While speaking about the music, it’s also true of the larger themes, which start at a deeply personal level and permeate societal and environmental concerns. “On the surface, my dad’s death and Trump’s election don’t have anything to do with each other. But they hit me together and it felt like a sinkhole opened.. My father was a kind, humble man. A man of faith. A man who took responsibility for his actions, expected fairplay, helped others selflessly, served his country as a Green Beret, and brought me up to believe that someone like our 45th president should be utterly ineligible for office.”
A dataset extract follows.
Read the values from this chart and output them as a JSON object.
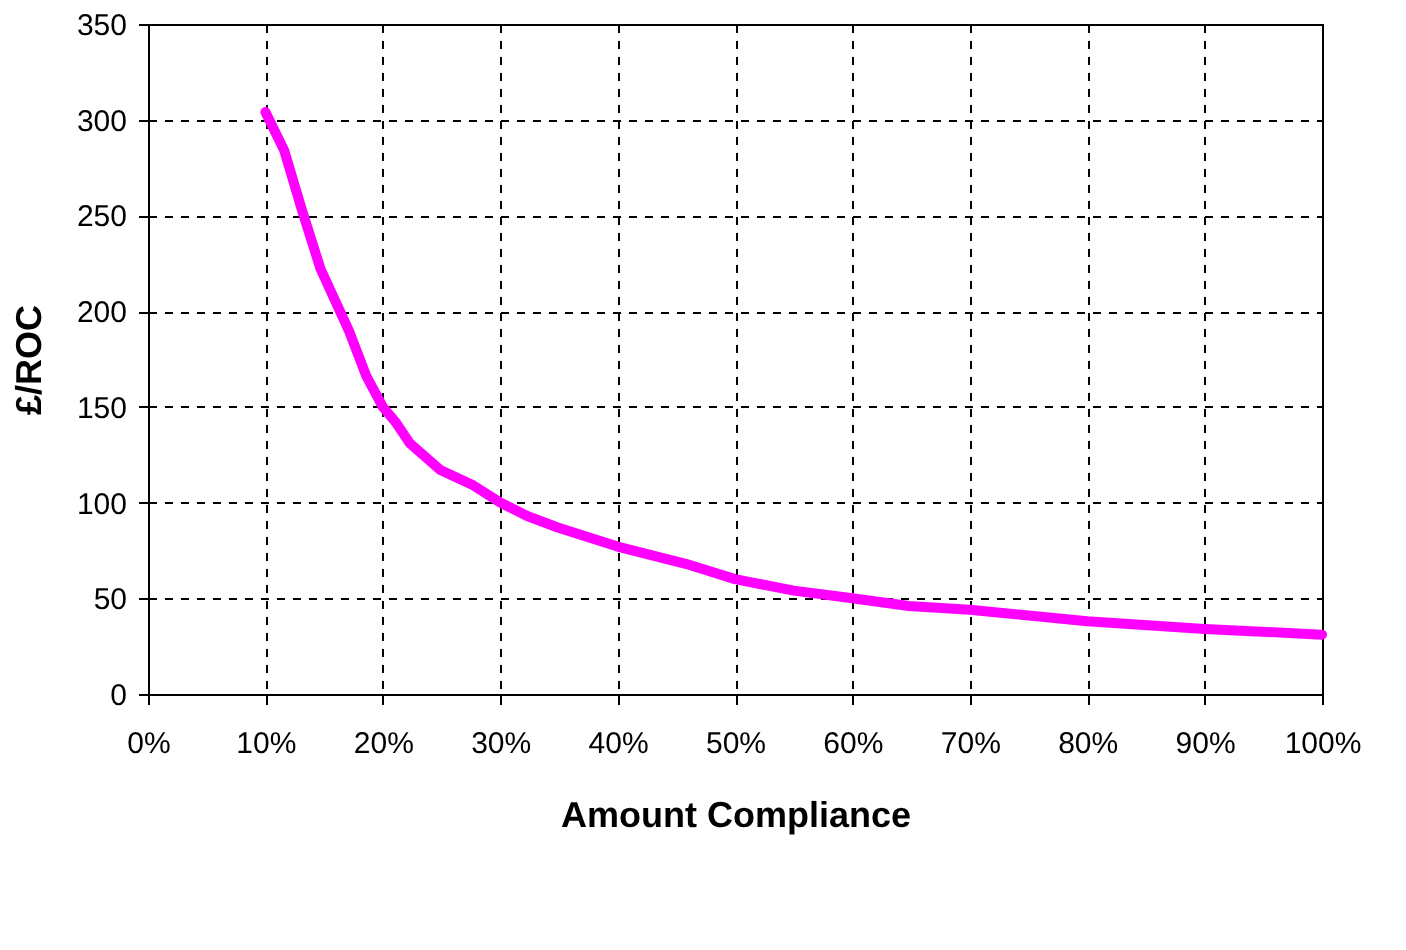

And yet in the months leading up to the election, as his father went through the worst of his 7-year struggle with Cancer, Robley realized that his father supported Trump’s bid. “To me, my dad’s political convictions seemed at odds with his personal ones. But we’re all walking contradictions, right? And your relationship to a country is a lot like your relationship to your family: it’s complicated. My father in many ways is still my hero. And if he’s still my hero despite our differences, I can see a glimmer of hope for this country — which is still a place I love and root for.”
That idea is at the center of Robley’s new album: that amidst the clash of voices in America, empathy is “a filament in the wilderness of what comes next.” Mixing journalistic detail and poetic imagery, Robley wrote songs that shift from perspective to perspective until the album accrues a kind of cumulative meaning.
One summer night, Robley sat on his porch with his wife, playing a new rough mix he’d just received from his collaborators 3000 miles away. He listened to Anna and Margaret’s voices and began to cry. “It’s really a moving experience the first time you hear other singers taking your words somewhere you couldn’t,” he says. “And there’s a spot in one of the songs after we’ve all sung separately where Anna, Margaret, and I join up to sing a harmony together. That’s when the tears really started.”
The moment reflected everything he’d wanted to untangle — about mending, about empathy, about what we might still make of democracy’s dimming light. “This album is a collage and a mirror, a triptych and a microscope. It’s about the best and worst of America. It’s about discord and — occasionally — harmony. Such a true and beautiful cliché: harmony is comprised of differences.”